Think about standardizing on a language. While you gain the ability to communicate easily across a wider geographical reason, you lose a richness of local diversity which gave a wider set of points of view, simply because our language shapes our perceptions. The adoption of Parisian French as the lingua franca of France provided for easier maintenance of the nation, from taxation to controlling the armies, but lost the diversity of local stories and languages.

But what can you do? In Flanders, my friends from Ypres can’t use “home tongue” Dutch to speak with their friends from Ghent. They both have to resort to “standard Dutch”. The local variants simply won’t do.

The same is true of writing. We need some standard language to communicate about certain things. Yes, there is the adoption of Greek, Latin, French, Mandarin and English as global languages but also the use of jargons to communicate within a field. These standard words and syntaxeslet us talk to each other across large boundaries but with a reduced diversity.

Perhaps only dictators can truly create standards. But there are other examples.

TCP/IP came about as a standard partly because the Dept. of Defense in the U.S. wanted to interconnect computers so that something might survive a Soviet nuclear strike. But the standard survived and thrived, I think, because in the end it didn’t care about content. You can put anything in a packet. The standard doesn’t care.

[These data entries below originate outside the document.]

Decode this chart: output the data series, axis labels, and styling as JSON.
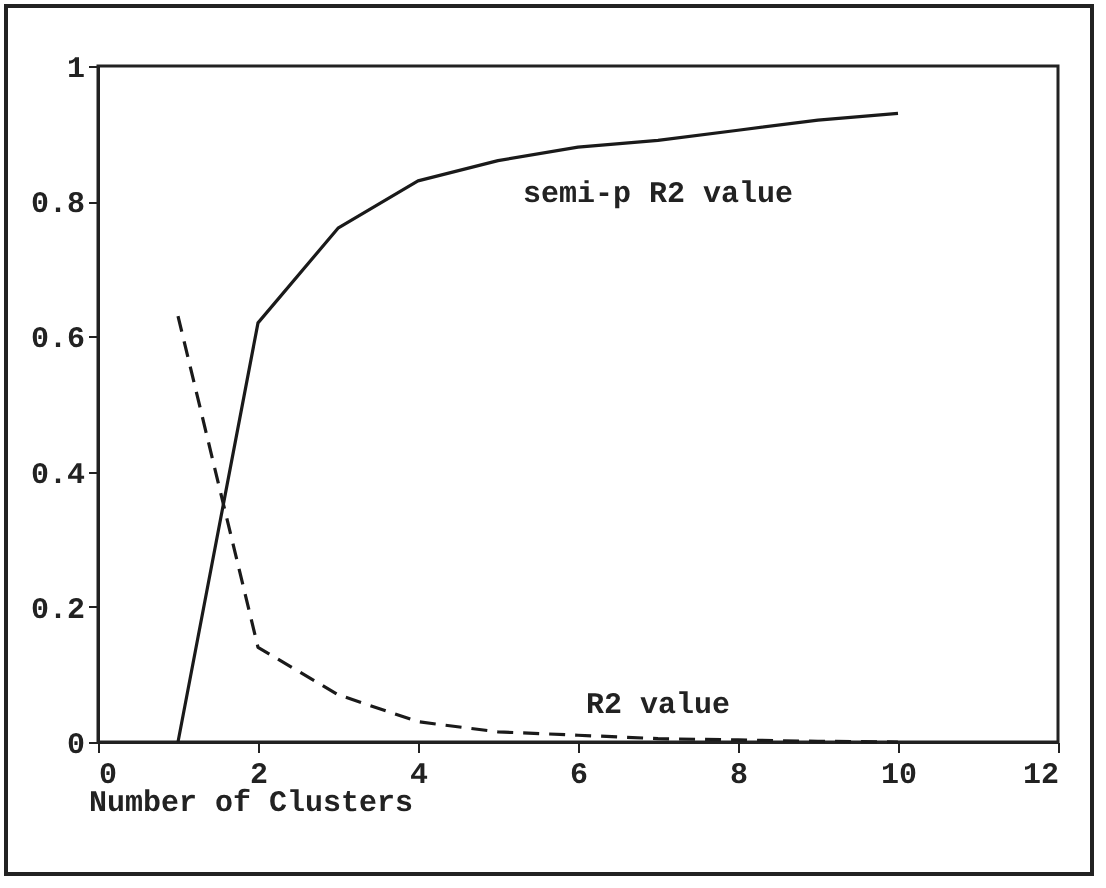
{
  "chart_data": {
    "type": "line",
    "xlabel": "Number of Clusters",
    "x": [
      1,
      2,
      3,
      4,
      5,
      6,
      7,
      8,
      9,
      10
    ],
    "series": [
      {
        "name": "semi-p R2 value",
        "color": "#1a1a1a",
        "line_style": "solid",
        "values": [
          0,
          0.62,
          0.76,
          0.83,
          0.86,
          0.88,
          0.89,
          0.905,
          0.92,
          0.93
        ]
      },
      {
        "name": "R2 value",
        "color": "#1a1a1a",
        "line_style": "dashed",
        "values": [
          0.63,
          0.14,
          0.07,
          0.03,
          0.015,
          0.01,
          0.005,
          0.003,
          0.001,
          0
        ]
      }
    ],
    "xlim": [
      0,
      12
    ],
    "xticks": [
      0,
      2,
      4,
      6,
      8,
      10,
      12
    ],
    "ylim": [
      0,
      1
    ],
    "yticks": [
      0,
      0.2,
      0.4,
      0.6,
      0.8,
      1
    ],
    "grid": false,
    "legend": false,
    "marker": "none"
  }
}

Especially if it’s in English.

But standardization also destroys the current local ways. If you are making parts for just your own machines, the parts can be based on your own local standards. But when you have to have parts work on many machines, they must adhere to some set of standards created and maintained outside your organization. And standards take a lot of time to maintain. Even our measurement standards (meter, volt, joule, etc.) require a massive worldwide effort at maintenance and

Hanseth and Braa argue (and Hanseth and others argue elsewhere) that in the end standardization devolves into creating standard gateways between systems that translate one’s output into another’s input. Having done standardization of IT infrastructures, I know that this is true.

I wonder who much of this also has to do with tacit knowledge embedded in local work systems. One of the problems of implementing PeopleSoft is that it enforces a particular way of doing things across the organization. But local work-arounds have been created to get work done, making for a lot of variation locally. The standard is simply not complex enough to handle the level of variance in the work done locally.

Because it’s telling people how to do their jobs rather than giving them limits and letting them figure it out from there. It restricts judgment too much.

So maybe that’s the point.

Ole Hanseth and Kristin Braa (2001). Hunting for the treasure at the end of the rainbow: Standardizing corporate IT infrastructure. Computer Supported Cooperative Work (CSCW). The Journal of Collaborative Computing. 10(3-4):261-292.